What is there, eight starters in the league? Seven clear-cut?” McLennan said. “Everyone else is tandem. Teams have to be a lot different with a tandem goaltender situation because there’s no clear-cut guy.”

In 2015-16, when save percentage last sat at its all-time high average of .915, 10 goalies cleared 60 starts, while 19 goaltenders started at least 50 games, and 17 of them had a SV% of .914 or better. The best guys were playing a lot and impacting the league average a lot. Last season, three goalies cleared 60 starts, while 14 cleared 50.

On top of the best goalies in the game having less of an impact because their pieces of the starting pies are smaller: it’s tougher year over year to tell who the best goalies are. Just three of the NHL’s top 10 in SV% from 2022-23 returned to the top 10 in 2023-24. According to Korn, it’s reflective of a game that is less about Hero Goalies carrying teams and more governed by team play.

“Watching the National Hockey League and watching the skill level and watching the speed and continuing to see the improvement in sticks, watching the deception…all those things over the last few years has made playing goaltender more difficult than ever before,” Korn said. “And I really believe that the goalie results rely on the team more than ever before.”

Linus Ullmark, for instance, delivered one of the greatest seasons by a goaltender this century in 2022-23, when the defensively stingy Boston Bruins set an NHL record with 65 wins. Ullmark was the best goaltender in the league by any metric, so he deserved his Vezina Trophy, but he also carried one of the lowest expected goals against marks in the league, reflective of the stellar team play in front of him. His numbers became much more mortal next season – along with the entire Bruins team, which played middling defense and won 18 fewer games. So Korn has a point.

Will the pendulum swing back?

The thing we’ve learned about all trends in the NHL: they don’t last forever. It was Dead Puck in the late 1990s and early 2000s, which gave way to an offensive boom in The New NHL coming out of the 2005-06 lockout, and by 2014-15 Jamie Benn won the Art Ross Trophy with just 87 points as the offense dried up again.
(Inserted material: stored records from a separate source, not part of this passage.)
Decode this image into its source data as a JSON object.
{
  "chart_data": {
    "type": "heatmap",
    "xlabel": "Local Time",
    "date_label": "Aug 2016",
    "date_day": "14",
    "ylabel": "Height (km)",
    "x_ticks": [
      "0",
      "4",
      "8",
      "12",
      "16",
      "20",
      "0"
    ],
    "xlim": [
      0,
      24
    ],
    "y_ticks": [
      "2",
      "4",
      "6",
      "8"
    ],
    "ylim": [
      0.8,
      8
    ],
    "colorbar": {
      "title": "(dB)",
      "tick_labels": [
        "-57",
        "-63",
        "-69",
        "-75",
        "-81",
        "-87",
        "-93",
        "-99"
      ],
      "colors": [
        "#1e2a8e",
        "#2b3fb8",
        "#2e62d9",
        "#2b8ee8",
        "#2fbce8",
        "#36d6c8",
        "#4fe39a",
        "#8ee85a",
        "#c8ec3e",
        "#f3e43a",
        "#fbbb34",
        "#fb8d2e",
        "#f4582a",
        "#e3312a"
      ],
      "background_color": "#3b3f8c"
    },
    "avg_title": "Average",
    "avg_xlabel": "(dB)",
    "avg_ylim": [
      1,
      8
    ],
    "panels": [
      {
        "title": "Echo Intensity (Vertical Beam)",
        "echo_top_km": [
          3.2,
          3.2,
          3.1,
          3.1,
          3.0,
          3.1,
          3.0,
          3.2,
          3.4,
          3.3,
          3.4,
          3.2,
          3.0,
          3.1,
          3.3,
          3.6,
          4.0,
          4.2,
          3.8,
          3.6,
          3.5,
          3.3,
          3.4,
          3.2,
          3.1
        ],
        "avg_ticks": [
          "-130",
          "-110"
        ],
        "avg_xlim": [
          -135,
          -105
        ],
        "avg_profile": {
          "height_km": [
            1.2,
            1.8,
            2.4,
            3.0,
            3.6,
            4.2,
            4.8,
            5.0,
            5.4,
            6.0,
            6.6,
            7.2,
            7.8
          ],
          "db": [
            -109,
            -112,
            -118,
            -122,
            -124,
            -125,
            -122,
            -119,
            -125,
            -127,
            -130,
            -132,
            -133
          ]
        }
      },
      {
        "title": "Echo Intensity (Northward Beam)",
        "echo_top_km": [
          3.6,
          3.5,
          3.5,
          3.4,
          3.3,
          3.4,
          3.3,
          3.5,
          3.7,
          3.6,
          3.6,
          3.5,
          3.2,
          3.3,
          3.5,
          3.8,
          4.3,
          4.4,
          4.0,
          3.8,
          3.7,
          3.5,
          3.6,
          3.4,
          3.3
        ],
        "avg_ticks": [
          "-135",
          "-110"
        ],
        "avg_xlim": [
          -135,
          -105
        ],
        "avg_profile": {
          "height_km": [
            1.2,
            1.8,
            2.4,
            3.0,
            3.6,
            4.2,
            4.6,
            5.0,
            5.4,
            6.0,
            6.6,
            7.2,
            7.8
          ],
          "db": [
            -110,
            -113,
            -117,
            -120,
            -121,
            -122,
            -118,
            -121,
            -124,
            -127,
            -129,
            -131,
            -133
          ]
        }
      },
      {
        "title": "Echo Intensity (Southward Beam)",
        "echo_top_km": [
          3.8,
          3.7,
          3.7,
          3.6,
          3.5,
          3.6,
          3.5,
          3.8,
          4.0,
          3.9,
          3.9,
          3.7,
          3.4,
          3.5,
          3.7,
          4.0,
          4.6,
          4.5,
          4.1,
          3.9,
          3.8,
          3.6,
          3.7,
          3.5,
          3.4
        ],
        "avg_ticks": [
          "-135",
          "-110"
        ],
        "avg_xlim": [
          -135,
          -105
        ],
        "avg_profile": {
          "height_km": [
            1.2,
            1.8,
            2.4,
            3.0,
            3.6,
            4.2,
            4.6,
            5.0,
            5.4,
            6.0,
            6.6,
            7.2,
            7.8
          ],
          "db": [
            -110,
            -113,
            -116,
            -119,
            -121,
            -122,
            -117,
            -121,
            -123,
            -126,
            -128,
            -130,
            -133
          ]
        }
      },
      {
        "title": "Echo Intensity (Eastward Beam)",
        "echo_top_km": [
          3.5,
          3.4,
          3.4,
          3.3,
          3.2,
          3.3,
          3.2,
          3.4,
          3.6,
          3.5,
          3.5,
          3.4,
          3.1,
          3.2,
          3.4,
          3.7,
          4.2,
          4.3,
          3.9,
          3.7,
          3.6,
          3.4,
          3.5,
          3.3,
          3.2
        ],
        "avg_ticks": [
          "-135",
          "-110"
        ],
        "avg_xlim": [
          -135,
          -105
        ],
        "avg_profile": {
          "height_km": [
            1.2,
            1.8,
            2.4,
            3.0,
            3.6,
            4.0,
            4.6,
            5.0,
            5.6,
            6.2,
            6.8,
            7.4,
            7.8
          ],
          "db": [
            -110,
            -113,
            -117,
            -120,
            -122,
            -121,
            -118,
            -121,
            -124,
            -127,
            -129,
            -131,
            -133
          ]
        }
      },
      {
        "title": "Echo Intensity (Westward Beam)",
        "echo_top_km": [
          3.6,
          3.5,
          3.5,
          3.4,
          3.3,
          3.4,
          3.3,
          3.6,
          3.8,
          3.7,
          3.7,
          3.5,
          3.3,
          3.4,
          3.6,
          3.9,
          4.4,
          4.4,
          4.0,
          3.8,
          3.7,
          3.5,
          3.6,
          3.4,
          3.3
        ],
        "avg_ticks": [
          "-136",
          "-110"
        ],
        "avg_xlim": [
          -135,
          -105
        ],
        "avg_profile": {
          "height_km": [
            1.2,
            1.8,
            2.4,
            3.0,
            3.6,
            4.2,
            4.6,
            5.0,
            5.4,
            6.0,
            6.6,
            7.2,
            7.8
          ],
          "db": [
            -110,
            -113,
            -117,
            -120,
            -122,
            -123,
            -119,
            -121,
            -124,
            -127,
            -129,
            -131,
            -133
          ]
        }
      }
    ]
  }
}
Now we’re seeing guys get 100 assists in a year. Back and forth the pendulum swings. That means goalies, despite more chaos in front of them than ever and smaller equipment than the Michelin Man heyday of 20 years ago, can’t be counted out. They’re already finding ways to adjust.

“Goalies play deeper in the net across the NHL, they tend to be larger so they can play deeper in the net, and they are traveling shorter distances to get there so they can remain close to the puck – what we call ‘under the puck,’ ” Korn said. “You remember the good old days, in the white paint, they’d be drifting out if you watch all of that. So the goalie technique is high-speed chess now. It used to be almost checkers, but playing goal is high-speed chess and the opponent is the shooter’s chess – way more cerebral, way more skilled than checkers.”

The masked men will have their day again. But for now: enjoy the sub-.900 save percentages, 6-5 games and 69-goal seasons…even if the goalies won’t.